En 1632, la mère de Chantal a soixante ans. Pendant tout le temps que la peste a sévi, en qualité de supérieure du monastère d’Annecy, elle a présidé aux destinées de la Visitation ; elle a vu s’ouvrir le tombeau du saint fondateur de son ordre et été témoin de quelques-uns de ses miracles ; elle a la ferme assurance qu’il sera canonisé un jour. Son « triennal » est achevé ; elle croit que sa fin est proche, et elle voudrait se préparer à la mort. Le 22 mai, en présence des sœurs réunies dans le chœur, elle se met à genoux, « fait sa coulpe » de toutes les fautes commises pendant son administration, et, déposant son pouvoir, avec une merveilleuse humilité, elle va se mettre à la dernière place. En vain elle supplie ses filles de ne plus lui confier aucune charge : elle est réélue le 27 mai. « Voyez-vous, ma fille, déclarait-elle à une religieuse, tous mes sens, tout moi-même, tout mon intérieur, répugnent à cette charge, et je l’accepte seulement pour le bon plaisir de Dieu ; car, hélas ! ma fille, je suis sur la fin de ma vie, et j’ai besoin de penser à moi. » Elle n’en fut pas moins, pendant ces trois nouvelles années de direction, la supérieure accomplie et prodigieusement active qu’elle avait toujours été : les deuils qui l’affligent profondément, — celui de sa belle-fille Marie de Coulanges, celui de son gendre Toulonjon, celui de M. Michel Favre, — et les préoccupations qui en sont la suite assombrissent sa vie sans nuire aux multiples devoirs quotidiens qu’elle assume. Les nouvelles maisons qui se fondent augmentent ses soucis, accroissent sa correspondance : jamais elle ne perd pied ni courage. Depuis longtemps il était question d’établir un second monastère à Annecy. S’y étant enfin décidée, la mère de Chantal voit se conjurer contre elle toute sorte de difficultés, d’objections et même de calomnies locales. Elle poursuit sans se troubler son dessein et surmonte tous les obstacles. Quand le 19 mai 1635, toute joyeuse d’être enfin délivrée du lourd fardeau qui pesait sur ses épaules, elle déposa le pouvoir et fit publiquement sa coulpe des fautes qu’elle avait commises pendant le temps de son administration, Mgr de Genève put lui dire avec vérité que « grâce à Dieu, il ne s’était pas aperçu qu’il n’y eût rien dans la maison qui n’allât bien ».
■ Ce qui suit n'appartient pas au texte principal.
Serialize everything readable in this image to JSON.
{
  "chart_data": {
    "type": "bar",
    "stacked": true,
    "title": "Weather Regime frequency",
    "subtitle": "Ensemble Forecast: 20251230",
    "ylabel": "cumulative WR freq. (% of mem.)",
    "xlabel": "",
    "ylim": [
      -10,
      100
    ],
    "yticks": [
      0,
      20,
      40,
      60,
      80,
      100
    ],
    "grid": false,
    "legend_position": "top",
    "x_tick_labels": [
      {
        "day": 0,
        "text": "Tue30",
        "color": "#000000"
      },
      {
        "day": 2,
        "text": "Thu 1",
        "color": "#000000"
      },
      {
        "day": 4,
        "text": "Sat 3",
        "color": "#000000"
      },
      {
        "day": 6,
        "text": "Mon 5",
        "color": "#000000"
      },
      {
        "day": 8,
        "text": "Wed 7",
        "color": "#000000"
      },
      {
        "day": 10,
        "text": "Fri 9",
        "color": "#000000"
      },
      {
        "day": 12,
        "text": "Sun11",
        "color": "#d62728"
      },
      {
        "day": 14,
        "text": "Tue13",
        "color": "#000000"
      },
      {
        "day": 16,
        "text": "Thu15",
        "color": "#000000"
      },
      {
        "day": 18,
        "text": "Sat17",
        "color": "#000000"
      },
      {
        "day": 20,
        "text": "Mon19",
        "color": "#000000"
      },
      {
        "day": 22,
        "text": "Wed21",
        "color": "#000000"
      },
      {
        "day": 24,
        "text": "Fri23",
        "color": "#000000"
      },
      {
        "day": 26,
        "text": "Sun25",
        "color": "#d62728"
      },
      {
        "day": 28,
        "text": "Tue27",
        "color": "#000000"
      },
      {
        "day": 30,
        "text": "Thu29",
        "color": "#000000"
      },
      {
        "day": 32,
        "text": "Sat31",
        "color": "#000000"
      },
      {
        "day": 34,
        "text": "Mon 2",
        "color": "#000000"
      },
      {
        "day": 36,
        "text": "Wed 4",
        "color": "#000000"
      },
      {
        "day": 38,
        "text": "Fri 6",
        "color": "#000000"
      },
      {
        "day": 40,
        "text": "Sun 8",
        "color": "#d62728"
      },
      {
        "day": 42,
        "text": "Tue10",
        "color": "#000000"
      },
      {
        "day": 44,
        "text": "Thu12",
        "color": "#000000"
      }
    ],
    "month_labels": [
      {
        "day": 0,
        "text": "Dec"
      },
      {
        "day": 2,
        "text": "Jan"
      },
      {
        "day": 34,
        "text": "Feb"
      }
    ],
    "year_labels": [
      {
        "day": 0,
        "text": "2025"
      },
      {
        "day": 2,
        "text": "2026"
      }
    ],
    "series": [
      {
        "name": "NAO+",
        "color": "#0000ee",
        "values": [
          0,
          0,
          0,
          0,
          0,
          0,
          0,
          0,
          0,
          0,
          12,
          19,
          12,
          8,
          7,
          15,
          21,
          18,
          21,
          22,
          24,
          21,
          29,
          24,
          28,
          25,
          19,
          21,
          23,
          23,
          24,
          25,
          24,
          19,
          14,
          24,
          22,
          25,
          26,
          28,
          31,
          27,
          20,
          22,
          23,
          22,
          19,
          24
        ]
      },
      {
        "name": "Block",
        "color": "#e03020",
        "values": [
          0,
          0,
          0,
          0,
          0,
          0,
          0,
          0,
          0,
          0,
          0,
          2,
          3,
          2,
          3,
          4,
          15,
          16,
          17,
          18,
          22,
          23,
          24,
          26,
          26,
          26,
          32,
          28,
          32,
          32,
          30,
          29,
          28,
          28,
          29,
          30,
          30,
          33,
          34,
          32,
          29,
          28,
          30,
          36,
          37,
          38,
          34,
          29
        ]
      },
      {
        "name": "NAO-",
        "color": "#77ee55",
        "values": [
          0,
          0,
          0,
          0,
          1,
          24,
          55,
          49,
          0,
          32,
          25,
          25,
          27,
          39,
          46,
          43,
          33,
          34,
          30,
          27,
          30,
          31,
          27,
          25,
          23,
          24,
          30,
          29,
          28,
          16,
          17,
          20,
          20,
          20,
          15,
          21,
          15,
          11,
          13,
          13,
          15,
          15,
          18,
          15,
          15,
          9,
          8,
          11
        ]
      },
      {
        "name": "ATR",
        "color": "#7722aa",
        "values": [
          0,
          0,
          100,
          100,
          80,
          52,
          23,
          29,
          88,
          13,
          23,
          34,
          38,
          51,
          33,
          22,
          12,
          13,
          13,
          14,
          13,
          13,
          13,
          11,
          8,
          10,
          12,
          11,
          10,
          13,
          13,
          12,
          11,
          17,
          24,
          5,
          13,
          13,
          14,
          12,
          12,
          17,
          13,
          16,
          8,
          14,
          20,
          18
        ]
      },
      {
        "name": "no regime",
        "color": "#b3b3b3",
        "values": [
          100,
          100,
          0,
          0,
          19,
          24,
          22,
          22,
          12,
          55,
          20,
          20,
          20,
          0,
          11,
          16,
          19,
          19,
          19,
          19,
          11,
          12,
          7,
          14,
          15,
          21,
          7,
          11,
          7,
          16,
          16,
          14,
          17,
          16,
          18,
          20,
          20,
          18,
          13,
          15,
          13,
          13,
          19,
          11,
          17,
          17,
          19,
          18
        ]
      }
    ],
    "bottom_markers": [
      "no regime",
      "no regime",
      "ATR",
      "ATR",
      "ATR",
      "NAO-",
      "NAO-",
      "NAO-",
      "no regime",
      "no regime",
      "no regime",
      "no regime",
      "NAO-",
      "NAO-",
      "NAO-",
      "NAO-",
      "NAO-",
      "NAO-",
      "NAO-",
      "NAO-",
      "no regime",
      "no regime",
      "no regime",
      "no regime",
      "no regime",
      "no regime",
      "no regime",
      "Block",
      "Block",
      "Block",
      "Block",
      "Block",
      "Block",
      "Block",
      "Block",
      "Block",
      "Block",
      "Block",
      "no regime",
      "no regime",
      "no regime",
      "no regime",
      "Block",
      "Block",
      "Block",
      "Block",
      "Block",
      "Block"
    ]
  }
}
Une grave question se posait, qui préoccupait beaucoup d’évêques et de pieux ecclésiastiques, saint Vincent de Paul, entre autres. L’ordre de la Visitation s’étant développé au delà de toute espérance, n’était-il pas à craindre que, la mère de Chantal une fois morte, l’union que sa forte personnalité maintenait entre tous les monastères vînt à se relâcher, et n’y avait-il pas lieu, comme pour tous les autres ordres, de les grouper sous l’autorité d’une supérieure générale ? Il fut décidé que la question serait discutée lors de l’assemblée générale du clergé qui devait se tenir à Paris en 1635. L’évêque de Genève, Mgr Jean-François de Sales, résolut d’y envoyer la mère de Chantal ; et quand celle-ci eut été déposée, l’évêque d’ailleurs étant mort dans l’intervalle, elle se mit en route vers la fin de juin, s’arrêta un peu à Moulins, et arriva à Paris le 25 juillet.